José Joaquín Álvarez de Toledo y Caro, 19th Duke of Medina Sidonia (28 December 1865 – 9 June 1915) was Duke of Medina Sidonia from 1905.

==Early life==
He was born the second son of José Álvarez de Toledo y Silva, 18th Duke of Medina Sidonia, and Rosalía Caro y Álvarez de Toledo, daughter of the 4th Marquis of La Romana.

He was originally the Marquis of Molina, but on the death of his older brother Alonso, he became the heir to all the titles of the house of Medina Sidonia.

==Career==
He was educated in Spain, but was never interested in politics or a military career. He devoted almost his entire life to his farms in Rafol, Novelda, Molina de Segura and the pastures of Jimena de la Frontera.

He managed his estate very well, but when he inherited the bulk of the family assets, he had to deal with a huge amount of debt that his father had acquired. The most urgent ones were solved with the sale of the Coto de Doñana to Guillermo Garvey, for 750,000 pesetas.

As Grandee of Spain, he held important positions at court, such as Gentleman of the King's Chamber, or Chief Knight of María de las Mercedes, Princess of Asturias. He held the Collar of the Order of Carlos III, and was Master of the Real Maestranza de Caballería de Valencia.

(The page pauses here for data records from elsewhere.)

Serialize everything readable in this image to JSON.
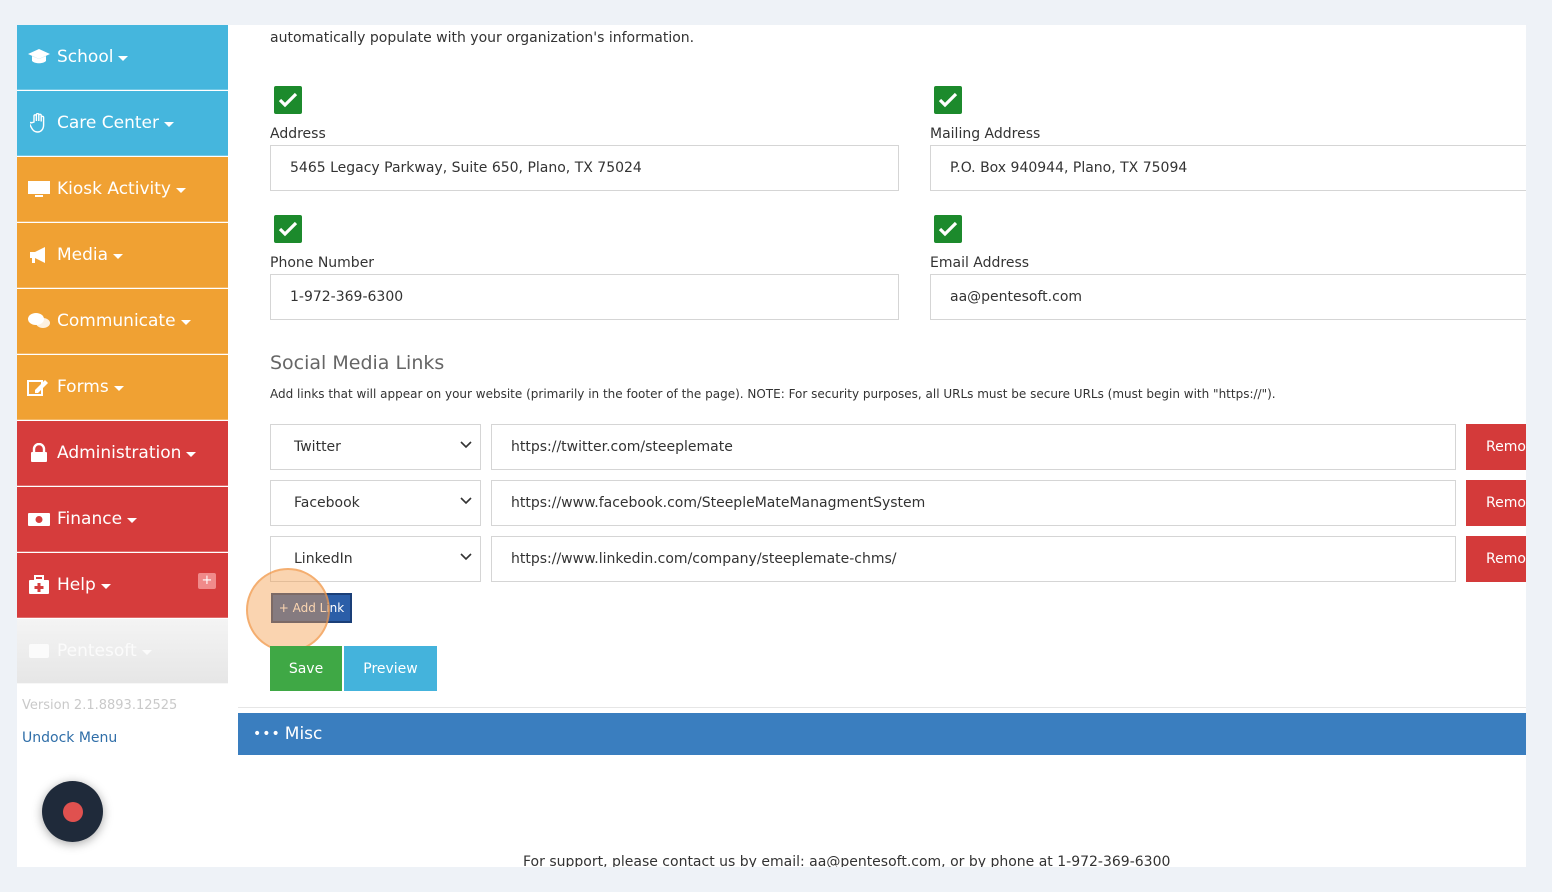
{
  "sidebar": {
    "items": [
      {
        "label": "School",
        "icon": "graduation-cap-icon"
      },
      {
        "label": "Care Center",
        "icon": "hand-icon"
      },
      {
        "label": "Kiosk Activity",
        "icon": "monitor-icon"
      },
      {
        "label": "Media",
        "icon": "megaphone-icon"
      },
      {
        "label": "Communicate",
        "icon": "chat-bubbles-icon"
      },
      {
        "label": "Forms",
        "icon": "edit-form-icon"
      },
      {
        "label": "Administration",
        "icon": "lock-icon"
      },
      {
        "label": "Finance",
        "icon": "money-icon"
      },
      {
        "label": "Help",
        "icon": "first-aid-kit-icon"
      },
      {
        "label": "Pentesoft",
        "icon": "user-icon"
      }
    ],
    "help_badge": "+",
    "version": "Version 2.1.8893.12525",
    "undock": "Undock Menu"
  },
  "intro_text": "automatically populate with your organization's information.",
  "fields": {
    "address": {
      "label": "Address",
      "value": "5465 Legacy Parkway, Suite 650, Plano, TX 75024",
      "checked": true
    },
    "mailing": {
      "label": "Mailing Address",
      "value": "P.O. Box 940944, Plano, TX 75094",
      "checked": true
    },
    "phone": {
      "label": "Phone Number",
      "value": "1-972-369-6300",
      "checked": true
    },
    "email": {
      "label": "Email Address",
      "value": "aa@pentesoft.com",
      "checked": true
    }
  },
  "social": {
    "title": "Social Media Links",
    "note": "Add links that will appear on your website (primarily in the footer of the page). NOTE: For security purposes, all URLs must be secure URLs (must begin with \"https://\").",
    "links": [
      {
        "platform": "Twitter",
        "url": "https://twitter.com/steeplemate",
        "remove": "Remove"
      },
      {
        "platform": "Facebook",
        "url": "https://www.facebook.com/SteepleMateManagmentSystem",
        "remove": "Remove"
      },
      {
        "platform": "LinkedIn",
        "url": "https://www.linkedin.com/company/steeplemate-chms/",
        "remove": "Remove"
      }
    ],
    "add_link": "+ Add Link"
  },
  "actions": {
    "save": "Save",
    "preview": "Preview"
  },
  "misc": {
    "dots": "•••",
    "label": "Misc"
  },
  "support": "For support, please contact us by email: aa@pentesoft.com, or by phone at 1-972-369-6300"
}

To deal with other debts, he was forced to sell his palace on playa de la Concha, in San Sebastián, the Martorell castle and the Jimena de la Frontera estates, as well as the Castillo de Vélez-Blanco for around 80,000 pesetas.

==Personal life==
In Madrid in 1893 he married his cousin Rosalía Caro y Caro, granddaughter of Pedro Caro, 4th Marquis of La Romana.

They had 5 children :
- Joaquín Álvarez de Toledo, 20th Duke of Medina Sidonia (1894–1955), his successor. Had issue.
- Alonso Álvarez de Toledo y Caro, (1895-1936), 16th Marquis of Molina, never married and had no issue.
- María Álvarez de Toledo y Caro (1898-1974), 3rd Duchess of Santa Cristina, married Rafael Márquez y Castillejo.
- José Álvarez de Toledo y Caro (1899-1957), never married.
- María del Rosario Álvarez de Toledo y Caro (1901-1955), 3rd Marquise of Valverde, married Salvador Ferrandis y Luna.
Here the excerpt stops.